Он понес себе в рот второй кусок колбасы и тут же ткнул себя вилкой в верхнюю губу, до того была сильна тряска. Кусок колбасы свалился ему за жилет.

 Словно криворотый  заметила ему Глафира Семеновна.

 Да тут, матушка, при этой цивилизации, где поезд вскачь мчится по шестидесяти верст в час, никакой рот не спасет. В глаз вилкой можно себе угодить, а не только в щеку или в губу. Ну, цивилизация! Окриветь из-за нее можно.

Николай Иванович с сердцем откинул вилку и положил себе в рот последний оставшийся кусочек колбасы прямо рукой.

 И что бы им в Орлеане-то остановиться на полчаса для завтрака, по крайности люди поели бы по-человечески,  продолжал он.  А с ножа если есть, то того и гляди, что рот себе до ушей прорежешь.

 Это оттого, что ты сердишься,  опять заметила жена.

 Да как же не сердиться-то, милая? Заставили выйти из купе для завтрака в двенадцать часов, а кормят в два. Да еще в ресторан-то не пускают. Стой на дыбах два часа на тормозе. Хорошо, что я возмутился и силой в вагон влез. Нет, это не французы. Французы этого с русскими не сделали бы. Ведь этот ресторан-то принадлежит американскому обществу спальных вагонов,  сказал Николай Иванович.

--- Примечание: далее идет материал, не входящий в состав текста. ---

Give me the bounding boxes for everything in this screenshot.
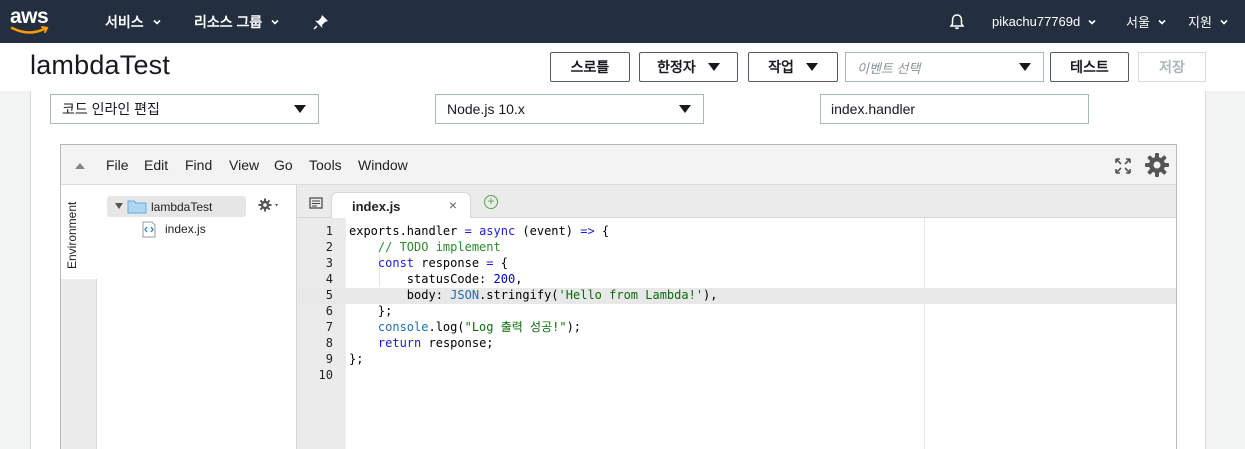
region-label: 서울 bbox=[1126, 15, 1150, 30]
cloud9-editor: File Edit Find View Go Tools Window Envi… bbox=[60, 144, 1177, 449]
tree-settings-gear-icon[interactable] bbox=[258, 198, 282, 212]
menu-go[interactable]: Go bbox=[274, 157, 293, 173]
services-menu[interactable]: 서비스 bbox=[105, 0, 161, 43]
code-entry-type-value: 코드 인라인 편집 bbox=[62, 101, 160, 117]
tree-root-label: lambdaTest bbox=[151, 200, 213, 214]
resource-groups-menu[interactable]: 리소스 그룹 bbox=[194, 0, 279, 43]
line-number: 9 bbox=[325, 352, 333, 366]
code-line: // TODO implement bbox=[377, 240, 501, 254]
top-navigation-bar: aws 서비스 리소스 그룹 pikachu77769d 서울 지원 bbox=[0, 0, 1245, 43]
add-tab-icon[interactable]: + bbox=[484, 195, 498, 209]
runtime-select[interactable]: Node.js 10.x bbox=[435, 94, 704, 124]
resource-groups-label: 리소스 그룹 bbox=[194, 13, 263, 30]
region-menu[interactable]: 서울 bbox=[1126, 0, 1166, 43]
actions-dropdown[interactable]: 작업 bbox=[748, 52, 838, 82]
chevron-down-icon bbox=[153, 19, 161, 25]
environment-strip: Environment bbox=[61, 185, 97, 449]
pin-icon bbox=[313, 14, 328, 30]
line-number: 2 bbox=[325, 240, 333, 254]
code-line: statusCode: 200, bbox=[349, 272, 523, 286]
handler-input[interactable] bbox=[820, 94, 1089, 124]
runtime-value: Node.js 10.x bbox=[447, 101, 525, 117]
aws-logo-text: aws bbox=[10, 5, 49, 28]
bell-icon bbox=[949, 13, 965, 29]
line-number: 5 bbox=[325, 288, 333, 302]
line-number: 7 bbox=[325, 320, 333, 334]
line-number: 6 bbox=[325, 304, 333, 318]
support-menu[interactable]: 지원 bbox=[1188, 0, 1228, 43]
menu-view[interactable]: View bbox=[229, 157, 259, 173]
code-line: body: JSON.stringify('Hello from Lambda!… bbox=[349, 288, 718, 302]
line-number: 4 bbox=[325, 272, 333, 286]
username-label: pikachu77769d bbox=[992, 14, 1081, 29]
dropdown-arrow-icon bbox=[679, 105, 691, 113]
tree-root-folder[interactable]: lambdaTest bbox=[107, 196, 246, 217]
tab-label: index.js bbox=[352, 199, 401, 214]
chevron-down-icon bbox=[271, 19, 279, 25]
save-button[interactable]: 저장 bbox=[1138, 52, 1206, 82]
support-label: 지원 bbox=[1188, 15, 1212, 30]
folder-icon bbox=[127, 200, 147, 214]
line-number: 3 bbox=[325, 256, 333, 270]
print-margin bbox=[924, 218, 925, 449]
close-icon[interactable]: × bbox=[449, 197, 457, 213]
code-entry-type-select[interactable]: 코드 인라인 편집 bbox=[50, 94, 319, 124]
js-file-icon bbox=[142, 221, 156, 238]
code-line: exports.handler = async (event) => { bbox=[349, 224, 610, 238]
notifications-button[interactable] bbox=[948, 0, 966, 43]
pin-button[interactable] bbox=[313, 0, 329, 43]
tree-file-label: index.js bbox=[165, 222, 206, 236]
test-label: 테스트 bbox=[1070, 59, 1109, 75]
code-line: return response; bbox=[377, 336, 494, 350]
qualifiers-dropdown[interactable]: 한정자 bbox=[639, 52, 738, 82]
code-line: const response = { bbox=[377, 256, 508, 270]
save-label: 저장 bbox=[1159, 59, 1185, 75]
collapse-menu-icon[interactable] bbox=[75, 163, 85, 169]
ide-menu-bar: File Edit Find View Go Tools Window bbox=[61, 145, 1176, 185]
environment-tab[interactable]: Environment bbox=[61, 185, 97, 279]
throttle-button[interactable]: 스로틀 bbox=[550, 52, 630, 82]
file-tree: lambdaTest index.js bbox=[97, 185, 297, 449]
line-number: 10 bbox=[318, 368, 333, 382]
expand-arrow-icon[interactable] bbox=[115, 203, 123, 209]
event-select-placeholder: 이벤트 선택 bbox=[857, 60, 921, 76]
line-number: 8 bbox=[325, 336, 333, 350]
menu-file[interactable]: File bbox=[106, 157, 129, 173]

 Но ведь гарсоны-то французы.

 То был не гарсон, что нас не впускал, то был метрдотель, а у него рожа как есть американская, только говорил-то он по-французски.

Подали яичницу. Приходилось опять есть вилкой, но Николай Иванович сунул вилку в руку гарсону и сказал:

 Ложку Кюльер Тащи сюда кюльер Апорте Фуршет не годится Заколоться можно с фуршет By компрене?

Гарсон улыбнулся и подал две ложки.

 Ешь и ты, Глашенька, ложкой. А то долго ли до греха?  сказал жене Николай Иванович.

 Словно в сумасшедшем ломе  пробормотала супруга, однако послушалась мужа.

Ложками супруги ели и два мясных блюда, и ломтики сыру, поданные вместо десерта.

Завтрак кончился. Николай Иванович успел выпить бутылку вина и развеселился. За кофе метрдотель, тот самый, который не впускал их в вагон, подал им счет. Николай Иванович пристально посмотрел на него и спросил:

 Америкен? Янки?

Последовал отрицательный ответ.

 Врешь! Америкен. По роже вижу, что американец!  погрозил ему пальцем Николай Иванович.  Нефранцузская, брат, у тебя физиономия.

 Je suis Suisse

 Швейцарец,  пояснила Глафира Семеновна.